The annotation of texts and other material in the field of digital humanities and Natural Language Processing (NLP) is a common task of research projects. At the same time, the annotation of corpora is certainly the most time- and cost-intensive component in research projects and often requires a high level of expertise according to the research interest. However, for the annotation of texts, a wide range of tools is available, both for automatic and manual annotation. Since the automatic pre-processing methods are not error-free and there is an increasing demand for the generation of training data, also with regard to machine learning, suitable annotation tools are required. This paper defines criteria of flexibility and efficiency of complex annotations for the assessment of existing annotation tools.
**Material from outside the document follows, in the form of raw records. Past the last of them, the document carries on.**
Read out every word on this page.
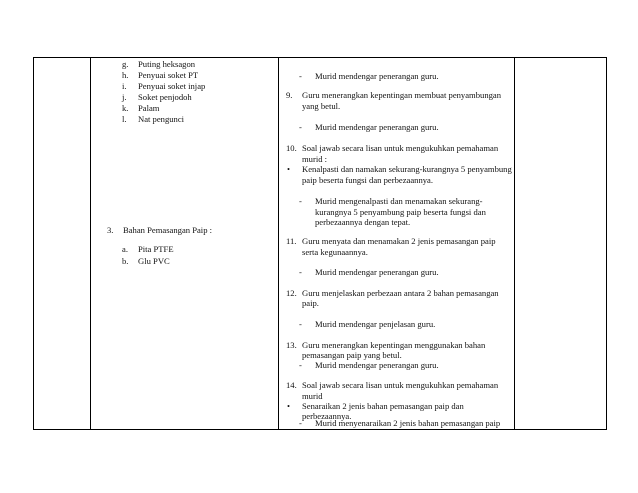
g. Puting heksagon
h. Penyuai soket PT
i. Penyuai soket injap
j. Soket penjodoh
k. Palam
l. Nat pengunci
3. Bahan Pemasangan Paip :
a. Pita PTFE
b. Glu PVC
- Murid mendengar penerangan guru.
9. Guru menerangkan kepentingan membuat penyambungan
yang betul.
- Murid mendengar penerangan guru.
10. Soal jawab secara lisan untuk mengukuhkan pemahaman
murid :
• Kenalpasti dan namakan sekurang-kurangnya 5 penyambung
paip beserta fungsi dan perbezaannya.
- Murid mengenalpasti dan menamakan sekurang-
kurangnya 5 penyambung paip beserta fungsi dan
perbezaannya dengan tepat.
11. Guru menyata dan menamakan 2 jenis pemasangan paip
serta kegunaannya.
- Murid mendengar penerangan guru.
12. Guru menjelaskan perbezaan antara 2 bahan pemasangan
paip.
- Murid mendengar penjelasan guru.
13. Guru menerangkan kepentingan menggunakan bahan
pemasangan paip yang betul.
- Murid mendengar penerangan guru.
14. Soal jawab secara lisan untuk mengukuhkan pemahaman
murid
• Senaraikan 2 jenis bahan pemasangan paip dan
perbezaannya.
- Murid menyenaraikan 2 jenis bahan pemasangan paip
To extend this list of tools, the paper describes TextAnnotator, a browser-based, multi-annotation system, which has been developed to perform platform-independent multimodal annotations and annotate complex textual structures. The paper illustrates the current state of development of TextAnnotator and demonstrates its ability to evaluate annotation quality (inter-annotator agreement) at runtime. In addition, it will be shown how annotations of different users can be performed simultaneously and collaboratively on the same document from different platforms using UIMA as the basis for annotation.